Her ne kadar müvekkilin çeki kendisine ciro eden şirket ile arasındaki ticari ilişkiyi ve çekin hangi ticari faaliyet ile ilgili olarak verildiğini ispat etmek gibi bir yükümlülüğü bulunmasa da durumun meşruiyetine ilişkin mahkemeniz nezdinde herhangi bir kuşku oluşmaması açısından müvekkilin çeki ne suretle iktisap ettiğini ve çeki müvekkile ciro eden şirket ile arasındaki ticari ilişkiyi gösterir evraklar işbu dilekçe ekinde tarafınıza sunulmaktadır.Davacı taraf, iddialarının ispatına yönelik 6100 Sayılı Hukuk Muhakemeleri Kanunu’nun 200. Maddesi ile hüküm altına alınan “Senetle İspat Zorunluluğu” gereğince işbu dosyaya senet niteliğinde herhangi bir delil sunamamış olup ileri sürülen hususlar iddiadan öteye geçmemektedir.

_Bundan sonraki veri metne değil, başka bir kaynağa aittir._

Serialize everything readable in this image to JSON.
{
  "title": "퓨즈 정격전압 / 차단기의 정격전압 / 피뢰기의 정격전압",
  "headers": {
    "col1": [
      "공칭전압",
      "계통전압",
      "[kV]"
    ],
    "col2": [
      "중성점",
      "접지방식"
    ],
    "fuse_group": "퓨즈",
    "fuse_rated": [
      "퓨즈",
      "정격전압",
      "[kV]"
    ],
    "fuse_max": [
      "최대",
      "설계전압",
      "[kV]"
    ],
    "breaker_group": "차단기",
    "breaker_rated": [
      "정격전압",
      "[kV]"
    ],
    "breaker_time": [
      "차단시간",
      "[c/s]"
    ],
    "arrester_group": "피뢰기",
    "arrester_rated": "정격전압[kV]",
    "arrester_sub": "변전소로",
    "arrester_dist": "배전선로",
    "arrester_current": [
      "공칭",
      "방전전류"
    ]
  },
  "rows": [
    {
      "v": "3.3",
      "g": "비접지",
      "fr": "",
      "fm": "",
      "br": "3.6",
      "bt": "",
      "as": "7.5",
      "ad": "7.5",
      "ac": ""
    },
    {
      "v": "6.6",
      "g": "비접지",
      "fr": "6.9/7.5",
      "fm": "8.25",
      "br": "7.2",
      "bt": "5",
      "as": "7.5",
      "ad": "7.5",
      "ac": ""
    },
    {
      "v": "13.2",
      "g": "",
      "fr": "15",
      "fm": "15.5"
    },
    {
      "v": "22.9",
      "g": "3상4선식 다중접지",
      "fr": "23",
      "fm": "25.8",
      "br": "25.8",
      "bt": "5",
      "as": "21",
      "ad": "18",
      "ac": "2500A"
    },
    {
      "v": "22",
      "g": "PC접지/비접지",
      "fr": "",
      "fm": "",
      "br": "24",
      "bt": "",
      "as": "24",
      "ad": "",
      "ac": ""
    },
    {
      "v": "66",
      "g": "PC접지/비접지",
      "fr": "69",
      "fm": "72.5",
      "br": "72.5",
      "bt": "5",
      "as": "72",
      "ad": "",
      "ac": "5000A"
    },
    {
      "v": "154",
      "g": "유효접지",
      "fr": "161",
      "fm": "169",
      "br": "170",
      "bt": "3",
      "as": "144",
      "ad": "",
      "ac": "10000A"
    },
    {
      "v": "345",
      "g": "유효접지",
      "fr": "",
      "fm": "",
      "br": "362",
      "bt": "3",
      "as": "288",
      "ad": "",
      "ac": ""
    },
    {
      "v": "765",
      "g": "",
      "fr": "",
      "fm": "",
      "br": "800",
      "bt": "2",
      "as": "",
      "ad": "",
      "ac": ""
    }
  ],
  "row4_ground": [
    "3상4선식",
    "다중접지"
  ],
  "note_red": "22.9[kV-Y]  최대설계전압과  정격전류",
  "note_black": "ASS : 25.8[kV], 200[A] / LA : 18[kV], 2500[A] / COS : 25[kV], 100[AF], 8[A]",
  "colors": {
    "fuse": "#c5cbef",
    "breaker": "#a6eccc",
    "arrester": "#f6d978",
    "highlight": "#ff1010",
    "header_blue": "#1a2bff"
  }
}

Dava konusu çek incelendiğinde, çek kelimesinin senet metninde yer aldığı, belirli bir bedelin ödenmesi için kayıtsız şartsız bir havaleye ilişkin olduğu, ödeyecek kimsenin yani muhatabın belirtildiği, gün, ay ve yıl şeklinde belirlenmiş bir düzenleme tarihinin bulduğu, düzenleyenin el ile atılmış imzasının bulduğu ortadır. Diğer bir anlatım ile dava konusu çekin geçerlilik şartlarını haiz olduğu şüpheye yer bırakmayacak şekilde açıktır. Bu zorunlu unsurların mevcudiyeti halinde çek, kambiyo senedi niteliğini kazanmakta ve kambiyo senetlerine özgü güvence ve kolaylıklardan faydalanılması da mümkün olmaktadır. İşbu sebeple dava konusu çekin kambiyo vasfı taşıdığı hususu herhangi bir tartışmaya yer bırakmayacak şekilde açıktır. Bu kapsamda karşı yanın çekin sahte olduğuna ilişkin iddialarını kabul etmediğimizi belirtiriz.Tekrar belirtmek isteriz ki dava konusu çek, gerekli kanuni şartları ihtiva etmekte olup tam ve düzgün ciro silsilesi içerisinde müvekkil firmaca kendisi ile ticari ilişkide bulunulan üst cirantadan ciro ve teslim yolu ile iktisap edilmiş bulunulmaktadır. Mevcut durumda müvekkil firmanın dava konusu çekte tahrifat bulunup bulunmadığını bilmesi veyahut bilebilecek durumda olması beklenemez. Zira çeki elinde bulunduran iyiniyetli hamilin bu şekilde bir yükümlülükle yüklenmiş olması ihtimali çekin ticari hayattaki varoluş gayesine aykırıdır. İşbu ihtimal ticari hayattaki hızlı iş akışı ve kambiyo senetlerinin tedavül kabiliyetine duyulan güveni zedeleyecek ve ticari hayatın olağan akışını da engelleyecek mahiyettedir.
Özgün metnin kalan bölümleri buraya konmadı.